People breathe differently. Children usually breathe with their abdomens, middle-aged people usually breathe with their stomachs, and older people usually breathe with their upper chests. The way people breathe is affected by emotions, pain, physical fitness, or illness. A 2003 study by the University of Arizona found that in a group of athletes that completed 20 30-minute breathing exercises, 9 of 10 of the athletes improved the performance of their breathing muscles by 12 percent and increased their endurance by 5 percent.
To breathe you must create a vacuum in your lungs. This is accomplished by three methods: expanding the rib cage (chest breathing), lowering the diaphragm (abdominal breathing), or a combination of the two. When babies are born, they breath using their diaphragms, the correct method. You can see their abdomen rising and falling as they breathe. At some point, people turn to the lazy method to breathe, using the rib cage. We learn that we should stand straight, suck in our stomach, and push out our chest. Instead of the abdomen rising and falling when we breathe, the chest rises and falls. Instead of being "belly breathers," we have become "chest breathers." Expanding the ribs is a quick and easy way to breathe but it is ineffective and inefficient.
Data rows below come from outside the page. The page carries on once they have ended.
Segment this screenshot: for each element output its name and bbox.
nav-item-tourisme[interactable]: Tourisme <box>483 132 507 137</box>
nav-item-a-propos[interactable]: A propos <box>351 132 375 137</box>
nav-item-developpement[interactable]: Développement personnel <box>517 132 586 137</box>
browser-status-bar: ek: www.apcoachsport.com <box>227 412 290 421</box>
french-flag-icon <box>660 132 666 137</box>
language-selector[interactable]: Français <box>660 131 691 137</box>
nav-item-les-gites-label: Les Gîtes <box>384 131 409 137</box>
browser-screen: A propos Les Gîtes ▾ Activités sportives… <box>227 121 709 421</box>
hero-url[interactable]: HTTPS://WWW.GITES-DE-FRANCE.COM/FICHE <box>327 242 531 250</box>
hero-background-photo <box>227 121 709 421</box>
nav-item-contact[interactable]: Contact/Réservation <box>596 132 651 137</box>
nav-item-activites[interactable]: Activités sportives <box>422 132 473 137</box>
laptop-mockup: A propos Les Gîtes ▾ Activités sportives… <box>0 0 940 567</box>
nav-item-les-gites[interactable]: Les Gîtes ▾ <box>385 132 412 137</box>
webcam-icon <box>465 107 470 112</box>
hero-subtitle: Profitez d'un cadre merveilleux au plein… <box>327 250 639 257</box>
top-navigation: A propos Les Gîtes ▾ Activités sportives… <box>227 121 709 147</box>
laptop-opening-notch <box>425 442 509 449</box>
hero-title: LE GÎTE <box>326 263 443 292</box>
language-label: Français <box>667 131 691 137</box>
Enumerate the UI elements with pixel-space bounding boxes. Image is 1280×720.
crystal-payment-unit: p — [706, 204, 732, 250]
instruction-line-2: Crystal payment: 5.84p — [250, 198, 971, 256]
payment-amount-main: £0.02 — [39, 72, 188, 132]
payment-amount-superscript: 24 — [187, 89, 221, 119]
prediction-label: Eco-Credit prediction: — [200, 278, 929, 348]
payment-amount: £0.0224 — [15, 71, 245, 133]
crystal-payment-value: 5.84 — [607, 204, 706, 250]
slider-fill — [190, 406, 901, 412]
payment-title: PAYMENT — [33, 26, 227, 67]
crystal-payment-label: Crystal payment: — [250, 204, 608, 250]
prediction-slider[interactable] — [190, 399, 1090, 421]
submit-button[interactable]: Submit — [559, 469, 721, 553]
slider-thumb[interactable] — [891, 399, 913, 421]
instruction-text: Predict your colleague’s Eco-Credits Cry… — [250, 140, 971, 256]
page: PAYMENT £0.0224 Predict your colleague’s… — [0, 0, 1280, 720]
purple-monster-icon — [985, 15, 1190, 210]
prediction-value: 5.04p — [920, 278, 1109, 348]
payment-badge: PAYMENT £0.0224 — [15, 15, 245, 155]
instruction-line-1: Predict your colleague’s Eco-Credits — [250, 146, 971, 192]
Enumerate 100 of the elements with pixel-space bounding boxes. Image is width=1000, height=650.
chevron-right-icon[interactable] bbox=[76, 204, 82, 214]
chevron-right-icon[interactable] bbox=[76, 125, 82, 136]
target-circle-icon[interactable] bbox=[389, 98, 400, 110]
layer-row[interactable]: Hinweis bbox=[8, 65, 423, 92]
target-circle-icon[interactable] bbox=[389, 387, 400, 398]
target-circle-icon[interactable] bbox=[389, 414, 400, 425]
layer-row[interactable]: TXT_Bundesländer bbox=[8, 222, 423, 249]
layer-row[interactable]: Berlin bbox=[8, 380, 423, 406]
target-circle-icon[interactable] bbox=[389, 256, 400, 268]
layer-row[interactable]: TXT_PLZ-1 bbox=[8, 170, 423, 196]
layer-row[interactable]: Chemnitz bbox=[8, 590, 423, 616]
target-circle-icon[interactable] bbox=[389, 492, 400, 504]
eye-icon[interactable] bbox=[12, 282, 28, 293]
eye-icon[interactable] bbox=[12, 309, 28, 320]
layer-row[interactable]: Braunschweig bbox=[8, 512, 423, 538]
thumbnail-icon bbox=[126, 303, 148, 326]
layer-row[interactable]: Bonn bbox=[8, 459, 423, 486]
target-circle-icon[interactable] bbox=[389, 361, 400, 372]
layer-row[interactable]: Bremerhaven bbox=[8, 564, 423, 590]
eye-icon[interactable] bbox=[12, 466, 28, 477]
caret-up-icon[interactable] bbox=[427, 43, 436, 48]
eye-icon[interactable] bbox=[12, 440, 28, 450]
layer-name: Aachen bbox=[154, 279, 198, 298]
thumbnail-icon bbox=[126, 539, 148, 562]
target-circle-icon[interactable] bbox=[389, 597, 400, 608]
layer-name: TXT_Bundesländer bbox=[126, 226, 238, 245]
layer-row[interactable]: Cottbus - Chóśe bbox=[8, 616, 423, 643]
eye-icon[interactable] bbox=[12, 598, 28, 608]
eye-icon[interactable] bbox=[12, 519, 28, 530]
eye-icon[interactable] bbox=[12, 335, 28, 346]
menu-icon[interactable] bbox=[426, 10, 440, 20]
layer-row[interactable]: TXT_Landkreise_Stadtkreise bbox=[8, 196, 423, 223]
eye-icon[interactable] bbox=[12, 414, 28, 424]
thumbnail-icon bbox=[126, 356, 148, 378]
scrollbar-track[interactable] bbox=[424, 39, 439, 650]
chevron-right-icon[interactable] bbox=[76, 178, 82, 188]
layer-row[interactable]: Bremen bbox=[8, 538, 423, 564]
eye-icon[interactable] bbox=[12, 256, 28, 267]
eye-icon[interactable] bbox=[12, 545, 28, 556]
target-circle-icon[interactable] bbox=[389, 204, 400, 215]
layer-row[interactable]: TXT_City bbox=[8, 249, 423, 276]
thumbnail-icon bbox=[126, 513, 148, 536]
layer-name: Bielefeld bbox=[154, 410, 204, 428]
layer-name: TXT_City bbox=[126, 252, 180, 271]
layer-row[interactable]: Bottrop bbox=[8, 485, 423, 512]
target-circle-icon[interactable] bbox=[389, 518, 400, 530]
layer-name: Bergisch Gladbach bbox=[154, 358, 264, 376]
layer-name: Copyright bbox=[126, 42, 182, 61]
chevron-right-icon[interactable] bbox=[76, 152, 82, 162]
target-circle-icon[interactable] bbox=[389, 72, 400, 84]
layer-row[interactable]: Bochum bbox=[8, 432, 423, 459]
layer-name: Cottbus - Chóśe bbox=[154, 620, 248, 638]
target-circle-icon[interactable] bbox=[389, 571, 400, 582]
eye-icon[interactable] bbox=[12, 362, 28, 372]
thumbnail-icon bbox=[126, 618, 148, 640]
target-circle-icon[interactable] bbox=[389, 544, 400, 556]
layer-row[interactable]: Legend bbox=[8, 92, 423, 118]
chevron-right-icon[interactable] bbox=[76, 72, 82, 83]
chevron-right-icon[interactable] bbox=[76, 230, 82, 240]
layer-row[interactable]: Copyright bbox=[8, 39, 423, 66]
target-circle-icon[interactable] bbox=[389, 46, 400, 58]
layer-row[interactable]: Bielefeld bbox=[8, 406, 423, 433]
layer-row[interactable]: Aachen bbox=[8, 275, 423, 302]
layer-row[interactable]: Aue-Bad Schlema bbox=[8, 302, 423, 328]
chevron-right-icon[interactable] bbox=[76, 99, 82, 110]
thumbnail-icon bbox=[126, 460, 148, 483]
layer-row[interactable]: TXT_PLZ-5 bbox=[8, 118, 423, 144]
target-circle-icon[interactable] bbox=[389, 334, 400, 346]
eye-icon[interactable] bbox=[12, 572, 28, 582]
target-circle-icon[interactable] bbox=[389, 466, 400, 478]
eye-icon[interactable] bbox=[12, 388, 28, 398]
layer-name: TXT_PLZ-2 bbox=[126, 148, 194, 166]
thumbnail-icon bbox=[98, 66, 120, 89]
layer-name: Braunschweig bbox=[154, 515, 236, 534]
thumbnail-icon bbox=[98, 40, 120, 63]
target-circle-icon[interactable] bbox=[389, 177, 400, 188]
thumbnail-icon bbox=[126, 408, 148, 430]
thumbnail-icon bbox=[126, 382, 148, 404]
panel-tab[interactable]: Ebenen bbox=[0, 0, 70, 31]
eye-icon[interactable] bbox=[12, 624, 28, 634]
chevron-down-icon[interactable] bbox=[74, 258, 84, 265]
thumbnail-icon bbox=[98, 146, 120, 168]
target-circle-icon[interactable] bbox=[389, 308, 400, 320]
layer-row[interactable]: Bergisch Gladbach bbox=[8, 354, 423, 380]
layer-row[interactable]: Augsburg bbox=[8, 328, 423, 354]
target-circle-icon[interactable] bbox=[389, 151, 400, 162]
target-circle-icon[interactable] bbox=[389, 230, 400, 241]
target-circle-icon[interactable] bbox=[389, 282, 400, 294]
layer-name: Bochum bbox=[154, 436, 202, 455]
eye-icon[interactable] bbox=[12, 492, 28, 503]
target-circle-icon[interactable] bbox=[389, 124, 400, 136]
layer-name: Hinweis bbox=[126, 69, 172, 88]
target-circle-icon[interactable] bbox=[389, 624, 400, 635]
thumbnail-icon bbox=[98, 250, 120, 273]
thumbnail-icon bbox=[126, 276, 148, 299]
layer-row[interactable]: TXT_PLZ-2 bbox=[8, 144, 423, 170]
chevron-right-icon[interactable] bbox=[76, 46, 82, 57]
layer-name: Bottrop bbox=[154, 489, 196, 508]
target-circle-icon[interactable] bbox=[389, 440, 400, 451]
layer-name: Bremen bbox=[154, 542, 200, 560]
You cannot completely fill the lungs though rib cage breathing and the intercostal muscles between the ribs tire quickly when heavy breathing is necessary, causing pain in the side of the ribcage. Shallow chest breathing strains the lungs, which must move faster to ensure adequate oxygen flow, and it stains the heart, which must speed up to to deliver more of the oxygen deficient blood to the body. Shallow breathing causes stress, which makes you breathe faster, which cause more stress, which makes you breathe faster, etc. On the other hand, the diaphragm was designed for breathing. It can completely fill the lungs and do it for as long as is required. To fill the lungs to capacity, you should fill them using the diaphragm and then "top them off" using the rib cage. This is called "deep breathing."